Wednesday, October 13, 2010

Dreaming...


Last night I dreamt that we enjoyed a Thanksgiving Feast with some dear friends of ours.
A couple years ago we did cook a Thanksgiving meal together after the Holiday.
That is where I got my WONDERFUL sweet potato recipe.
The one that everyone loves, including myself.
Now all I can think about is a hot turkey sandwich.
YUMMY!!!

Tuesday, October 12, 2010

Woe is me....

and I am feeling it this morning. I just couldn't get my best foot forward today, I still cant. Its days like today I just want to ditch work and go back home and do some laundry. Because Laundry is my enemy at the moment and I curse it and promise that I will conquer it. Has it always been this big of an issue? Has there always been not enough hours in the day or enough hours of productive energy in the day to accomplish the tasks at hand. From the moment I get home I work towards one goal. Getting everything done so that I can read my book before bed, and start reading early enough so that I can fall asleep at a decent hour. Last night I accomplished my goal, I think, because I didn't do any laundry. The Hubby did though. He washed some pants for work today. You see we are different in so many ways, ways that compliment eachother and ways that butt their little heads. For instance, if the laundry isn't done and its late I am confident I will manage to find something to wear with what is clean and at hand. Even if I'm pregnant and growing and the choices are getting slim. The Hubby isn't as relaxed with his attire. With each mood he has a certain pair of pants to match. If those pants aren't clean it alters everything. That's just the way it is. Cole takes after his pickiness but if something isn't clean he manages. His little angelic daughter has taken after him in this area. So what do you know they butt heads when it comes to her attire. I guess for me, I have adjusted to this, seeing as we have been together and I have been doing his laundry for the last 8-9 years. You adjust and accommodate after a while. So here I am at work with a gagillion things to do on my desk, no really a gagillion, and all I can think about is grabbing my purse hopping in my car and hitting the stack of laundry. But you know what, I will leave work today and get home and my productive hours will have been long gone and then all I will be able to do is look at that stack of laundry and just hope and pray and wish that it will do its darn self. AND THAT is the story of our laundry among other things.
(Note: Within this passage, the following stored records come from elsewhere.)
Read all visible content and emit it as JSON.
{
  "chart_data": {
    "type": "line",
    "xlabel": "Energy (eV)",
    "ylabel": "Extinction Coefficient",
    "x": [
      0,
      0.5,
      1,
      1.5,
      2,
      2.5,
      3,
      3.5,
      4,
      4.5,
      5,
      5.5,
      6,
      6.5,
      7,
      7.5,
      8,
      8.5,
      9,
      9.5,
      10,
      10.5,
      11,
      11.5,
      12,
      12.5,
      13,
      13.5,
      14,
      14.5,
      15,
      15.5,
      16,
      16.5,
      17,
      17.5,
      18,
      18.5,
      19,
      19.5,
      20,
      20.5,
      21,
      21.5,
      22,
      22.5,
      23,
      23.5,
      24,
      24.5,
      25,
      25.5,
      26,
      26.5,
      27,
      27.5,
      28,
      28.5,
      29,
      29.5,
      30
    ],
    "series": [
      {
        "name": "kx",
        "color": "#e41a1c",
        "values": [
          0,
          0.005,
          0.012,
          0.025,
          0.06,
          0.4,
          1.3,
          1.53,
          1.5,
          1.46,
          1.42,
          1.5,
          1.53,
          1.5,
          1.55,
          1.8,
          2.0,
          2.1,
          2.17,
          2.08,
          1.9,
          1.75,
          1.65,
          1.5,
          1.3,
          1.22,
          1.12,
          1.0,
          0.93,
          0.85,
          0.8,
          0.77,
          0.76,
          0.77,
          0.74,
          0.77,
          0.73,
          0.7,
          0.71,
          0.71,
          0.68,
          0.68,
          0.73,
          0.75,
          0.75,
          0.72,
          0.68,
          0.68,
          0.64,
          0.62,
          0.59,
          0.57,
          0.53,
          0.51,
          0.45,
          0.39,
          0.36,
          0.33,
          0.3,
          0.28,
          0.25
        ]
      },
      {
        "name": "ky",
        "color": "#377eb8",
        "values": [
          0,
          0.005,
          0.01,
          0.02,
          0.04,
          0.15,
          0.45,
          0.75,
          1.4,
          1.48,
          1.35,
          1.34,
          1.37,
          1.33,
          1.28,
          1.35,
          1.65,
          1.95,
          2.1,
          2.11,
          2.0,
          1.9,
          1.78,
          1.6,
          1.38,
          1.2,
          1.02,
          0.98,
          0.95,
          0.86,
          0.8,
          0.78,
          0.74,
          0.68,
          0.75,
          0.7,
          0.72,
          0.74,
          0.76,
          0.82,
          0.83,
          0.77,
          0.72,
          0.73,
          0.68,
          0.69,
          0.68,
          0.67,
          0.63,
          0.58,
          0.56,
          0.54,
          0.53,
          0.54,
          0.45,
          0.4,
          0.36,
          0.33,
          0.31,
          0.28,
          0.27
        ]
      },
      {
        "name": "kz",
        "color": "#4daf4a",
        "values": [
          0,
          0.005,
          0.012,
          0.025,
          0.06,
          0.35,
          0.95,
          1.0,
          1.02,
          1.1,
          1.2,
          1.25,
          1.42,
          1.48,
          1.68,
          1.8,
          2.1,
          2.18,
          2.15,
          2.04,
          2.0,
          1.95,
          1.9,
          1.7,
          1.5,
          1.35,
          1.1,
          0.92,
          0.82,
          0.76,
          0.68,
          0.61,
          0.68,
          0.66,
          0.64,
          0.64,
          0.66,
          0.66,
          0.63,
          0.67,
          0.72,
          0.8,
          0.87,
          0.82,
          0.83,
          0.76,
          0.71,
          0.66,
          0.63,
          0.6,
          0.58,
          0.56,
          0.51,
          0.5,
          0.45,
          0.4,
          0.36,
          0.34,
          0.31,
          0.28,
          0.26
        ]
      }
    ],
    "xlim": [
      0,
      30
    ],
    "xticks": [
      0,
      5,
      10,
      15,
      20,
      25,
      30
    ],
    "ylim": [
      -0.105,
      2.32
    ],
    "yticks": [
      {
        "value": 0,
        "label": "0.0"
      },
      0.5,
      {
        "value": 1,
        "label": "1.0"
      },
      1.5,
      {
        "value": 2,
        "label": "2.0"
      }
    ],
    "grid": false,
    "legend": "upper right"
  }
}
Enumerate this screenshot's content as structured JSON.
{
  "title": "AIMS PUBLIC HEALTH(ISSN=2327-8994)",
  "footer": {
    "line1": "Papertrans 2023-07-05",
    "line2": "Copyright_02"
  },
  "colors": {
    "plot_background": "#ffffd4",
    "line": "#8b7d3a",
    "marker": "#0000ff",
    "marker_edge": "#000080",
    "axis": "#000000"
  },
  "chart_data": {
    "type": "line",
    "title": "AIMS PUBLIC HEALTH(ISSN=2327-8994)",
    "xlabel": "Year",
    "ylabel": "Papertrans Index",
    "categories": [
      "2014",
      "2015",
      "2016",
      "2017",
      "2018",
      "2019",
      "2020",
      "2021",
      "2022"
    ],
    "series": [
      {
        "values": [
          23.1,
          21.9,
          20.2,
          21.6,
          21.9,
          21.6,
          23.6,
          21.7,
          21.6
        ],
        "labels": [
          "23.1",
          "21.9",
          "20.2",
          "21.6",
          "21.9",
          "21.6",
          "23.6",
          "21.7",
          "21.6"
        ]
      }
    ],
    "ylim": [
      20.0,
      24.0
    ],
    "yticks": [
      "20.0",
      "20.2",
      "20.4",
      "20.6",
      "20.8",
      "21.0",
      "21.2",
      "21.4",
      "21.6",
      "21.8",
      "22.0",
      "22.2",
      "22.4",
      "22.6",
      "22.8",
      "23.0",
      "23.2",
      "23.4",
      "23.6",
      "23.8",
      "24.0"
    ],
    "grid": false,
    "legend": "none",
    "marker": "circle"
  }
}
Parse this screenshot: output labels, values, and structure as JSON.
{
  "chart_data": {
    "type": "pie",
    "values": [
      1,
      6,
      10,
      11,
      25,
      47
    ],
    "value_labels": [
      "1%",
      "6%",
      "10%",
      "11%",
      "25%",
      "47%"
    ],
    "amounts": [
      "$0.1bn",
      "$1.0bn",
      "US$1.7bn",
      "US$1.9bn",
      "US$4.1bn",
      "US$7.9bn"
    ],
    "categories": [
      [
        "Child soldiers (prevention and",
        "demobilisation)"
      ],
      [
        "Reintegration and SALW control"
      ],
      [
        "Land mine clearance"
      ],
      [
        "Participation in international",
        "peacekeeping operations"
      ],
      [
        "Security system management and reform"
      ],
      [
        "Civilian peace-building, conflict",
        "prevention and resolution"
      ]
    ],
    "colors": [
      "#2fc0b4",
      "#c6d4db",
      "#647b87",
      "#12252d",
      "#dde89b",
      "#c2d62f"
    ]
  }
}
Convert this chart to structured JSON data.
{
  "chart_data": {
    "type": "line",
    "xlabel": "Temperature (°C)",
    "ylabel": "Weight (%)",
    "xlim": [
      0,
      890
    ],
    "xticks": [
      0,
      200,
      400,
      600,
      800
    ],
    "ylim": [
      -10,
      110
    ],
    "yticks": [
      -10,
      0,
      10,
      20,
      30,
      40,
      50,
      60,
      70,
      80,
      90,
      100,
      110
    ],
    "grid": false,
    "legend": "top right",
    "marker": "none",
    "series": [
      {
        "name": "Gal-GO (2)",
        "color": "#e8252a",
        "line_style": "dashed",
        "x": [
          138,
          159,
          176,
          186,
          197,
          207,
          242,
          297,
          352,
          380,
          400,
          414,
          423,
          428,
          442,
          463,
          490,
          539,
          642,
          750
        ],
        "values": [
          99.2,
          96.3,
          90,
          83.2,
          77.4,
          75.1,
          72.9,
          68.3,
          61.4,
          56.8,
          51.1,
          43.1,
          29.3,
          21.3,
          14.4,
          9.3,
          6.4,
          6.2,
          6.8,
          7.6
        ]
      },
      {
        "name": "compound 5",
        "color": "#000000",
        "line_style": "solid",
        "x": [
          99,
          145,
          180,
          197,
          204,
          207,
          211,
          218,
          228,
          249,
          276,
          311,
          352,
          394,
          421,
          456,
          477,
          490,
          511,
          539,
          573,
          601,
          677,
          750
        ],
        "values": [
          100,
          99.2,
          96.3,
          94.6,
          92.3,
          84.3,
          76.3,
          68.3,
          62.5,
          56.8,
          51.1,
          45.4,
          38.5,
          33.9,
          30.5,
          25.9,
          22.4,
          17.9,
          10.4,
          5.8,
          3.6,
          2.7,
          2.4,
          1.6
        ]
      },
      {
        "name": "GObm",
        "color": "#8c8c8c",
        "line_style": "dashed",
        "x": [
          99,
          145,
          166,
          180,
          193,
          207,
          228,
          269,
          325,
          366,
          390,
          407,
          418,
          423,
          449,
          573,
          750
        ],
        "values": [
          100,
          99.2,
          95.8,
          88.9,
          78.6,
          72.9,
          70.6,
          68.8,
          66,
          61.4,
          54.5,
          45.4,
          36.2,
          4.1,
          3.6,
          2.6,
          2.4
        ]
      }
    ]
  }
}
I'm just not feeling it today. I sit here and go over the morning I had and the things I could do differently to make things run smoother next time. I could get up earlier, that would make things a whole lot better. Its easier said then done though. Why is it that when the alarm goes off the bed just gets comfier. Just 5 more minutes. Then we are all rushing out the door. Morning got more difficult when the little one started Kindergarten. She likes to stay up late at night and hates to get up in the morning. She has ALWAYS been this way. She was probably one of the only infants I new that slept until 9am. Then it was good, now its a problem. As a Mommy I just want to let my kids sleep. Especially the grouchy ones. Because the grouchy ones make for difficult mornings.

I know I'm complaining and trying not to feel sorry for myself because really there is nothing to feel sorry about. I also know writing makes me feel better. I can categorize the grumbling in my head and release it for a clearer focus. Tomorrow is a new day and as long as I push myself to be better I will do better. I also admire working Mothers especially mothers that are pregnant because its a struggle. Especially when the only thing you really want to do at the moment is be a mom.

Monday, October 11, 2010

Our little Girl.....



She is getting so big. It amazes me though how different every child is even growing in our bellies. Taylor was feisty from conception. Seriously. She was always kicking and not cooperating. This little girl works like clock work. I only feel her kicking and moving two times a day. At lunch time and about 9:30 at night. During all of the ultrasounds she was all cuddled up to the placenta. At one point the technician wanted to make her mad so she would move around so she had me roll over a few times. It still didnt matter, she just adjusted herself and went back to snoozing.
I am very anxiouse to see how this little girl is going to be, what she looks like what her personality is like? We cant wait to meet her!
I am CRAVING big stormy weather. Lots of dark rainy clouds and rolling thunder and howling wind. I want to curl up on my couch with a good book and a hot cup of tea and something yummy in the crockpot.
Can it storm please?
Im sure you all think im crazy but this comfortable growing body of mine is craving some cold wet weather.